Quando ser revolucionário é uma obrigação.

por Kevin Rick
3,2K views

  • Há spoilers. Leiam, aqui, as críticas dos demais episódios.

Meu colega Ritter Fan abordou esplendidamente todos os detalhes e as particularidades de Andor em suas críticas por episódio, então, neste texto da primeira temporada, gostaria de ter uma abordagem diferente: quero falar sobre o sentimento da série de Tony Gilroy, o que ela significa e como impacta o universo audiovisual de Star Wars. Confesso que tive minhas dúvidas sobre a existência do seriado, uma vez que prequels podem se tornar exercícios chatos de preencher lacunas desnecessárias e repetir elementos conhecidos, mas Andor está mais interessada em reinterpretar a história de nascimento da revolução em Star Wars através da trajetória de um cara ordinário que se tornou peça fundamental da grande luta pela galáxia muito, muito distante.

Quem assistiu os 12 episódios do primeiro ano da série já sabe do tom mais maduro, a narrativa paciente e de queima lenta, e a troca dos confrontos com sabres de luz pelas interações mais complicadas entre o bem e o mal. Falar mais dessa proposta do show seria redundante da minha parte. O que realmente me fascina é a execução da ideia subversiva por parte de Gilroy e o restante da equipe criativa, substituindo o escopo de uma grande guerra por um retrato cotidiano da vida sob um sistema opressivo. As características maniqueístas do Império são mantidas, mas não temos uma revolução cheia de floreios, grandes atos de valentia, heróis a serem admirados ou grandes vilões a serem temidos.

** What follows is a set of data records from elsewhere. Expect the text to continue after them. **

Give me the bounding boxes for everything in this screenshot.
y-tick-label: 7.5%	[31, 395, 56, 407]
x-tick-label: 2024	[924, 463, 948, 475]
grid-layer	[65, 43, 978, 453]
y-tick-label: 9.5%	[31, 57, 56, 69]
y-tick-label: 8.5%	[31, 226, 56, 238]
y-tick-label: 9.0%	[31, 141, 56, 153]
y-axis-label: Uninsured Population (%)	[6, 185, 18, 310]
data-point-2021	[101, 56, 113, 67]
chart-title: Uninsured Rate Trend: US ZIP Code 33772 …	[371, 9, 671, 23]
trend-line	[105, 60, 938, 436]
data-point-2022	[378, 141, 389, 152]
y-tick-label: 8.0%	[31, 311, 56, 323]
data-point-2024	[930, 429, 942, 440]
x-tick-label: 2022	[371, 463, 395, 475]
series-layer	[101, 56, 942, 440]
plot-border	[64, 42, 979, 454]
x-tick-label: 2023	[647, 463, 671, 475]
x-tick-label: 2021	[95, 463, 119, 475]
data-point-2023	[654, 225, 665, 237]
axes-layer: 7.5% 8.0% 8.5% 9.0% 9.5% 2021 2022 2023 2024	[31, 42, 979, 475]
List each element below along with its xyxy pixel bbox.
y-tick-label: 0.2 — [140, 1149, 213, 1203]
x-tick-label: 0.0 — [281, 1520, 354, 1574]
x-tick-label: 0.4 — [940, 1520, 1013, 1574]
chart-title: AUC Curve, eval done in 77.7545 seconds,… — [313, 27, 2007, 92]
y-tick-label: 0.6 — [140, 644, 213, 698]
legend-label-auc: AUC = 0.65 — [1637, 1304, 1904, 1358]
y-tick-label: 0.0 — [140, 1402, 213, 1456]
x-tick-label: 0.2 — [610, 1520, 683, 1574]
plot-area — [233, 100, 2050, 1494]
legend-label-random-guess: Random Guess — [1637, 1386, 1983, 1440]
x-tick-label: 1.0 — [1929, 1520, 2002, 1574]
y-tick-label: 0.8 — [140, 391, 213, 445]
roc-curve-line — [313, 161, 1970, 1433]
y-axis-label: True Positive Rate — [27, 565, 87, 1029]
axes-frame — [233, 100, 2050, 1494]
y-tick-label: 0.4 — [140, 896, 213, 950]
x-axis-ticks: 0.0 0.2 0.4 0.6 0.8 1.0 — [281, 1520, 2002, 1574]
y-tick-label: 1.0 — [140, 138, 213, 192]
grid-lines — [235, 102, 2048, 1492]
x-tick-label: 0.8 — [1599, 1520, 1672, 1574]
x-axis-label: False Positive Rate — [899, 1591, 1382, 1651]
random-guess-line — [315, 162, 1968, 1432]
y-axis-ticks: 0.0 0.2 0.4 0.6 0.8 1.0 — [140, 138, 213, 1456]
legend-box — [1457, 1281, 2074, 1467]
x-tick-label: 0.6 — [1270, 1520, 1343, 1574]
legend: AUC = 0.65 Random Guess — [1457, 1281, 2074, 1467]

O antagonista é sistêmico. Nesse sentido, gosto da arbitrariedade com a qual o Império age, como na cena que Andor é preso ou no momento que Luthen é perseguido, capturando os personagens por puro acaso. É como a engrenagem funciona, a tirania é uma rotina, e não uma grande briga com rebeldes com um herói improvável e uma princesa que gera admiração popular. Notem como a maioria dos personagens está tentando salvar sua própria pele (principalmente o protagonista), não toda a galáxia.

Dessa forma, a revolução nasce de um sentimento de sobrevivência e indignação que os personagens e a audiência experimentam, sem qualquer olhar puro e destemido, com destaque para as cenas prisionais e suas repetições laborais que transpassam uma sensação de labuta e desespero – adoro como a série sempre constrói clímax ao final de seus segmentos (roubo; fuga; revolta civil) apesar do ritmo paciente. A escolha de cenários ao longo da temporada é perspicaz dentro da proposta, com muitas cenas acontecendo em esconderijos sombrios, armazéns abandonados e diversos locais de cárcere. A opressão é vista, sentida e completamente torturante.

O que mais me impressiona nesse retrato do Império são os elementos burocráticos. Não chega a ser uma narrativa necessariamente política, até porque não há ambiguidade na construção do Império como um grande mal, mas há um cuidado imenso com a estrutura interna do governo, locais de trabalho, um senso de dever equivocado e como funciona a ideologia dos “soldados” imperiais. Para quem acha isso “chato”, reclama do ritmo lento, só posso sentir pena, pois é aqui que Andor transforma a mitologia de Star Wars, nos mostrando como funciona o maior antagonista deste universo para além de lordes Sith e vilões caricatos. Lembram de como os “fãs” debatiam fervorosamente as mudanças da Força feitas na recente trilogia? Pois é, para mim Andor é tão interessante quanto isso para falarmos sobre lore.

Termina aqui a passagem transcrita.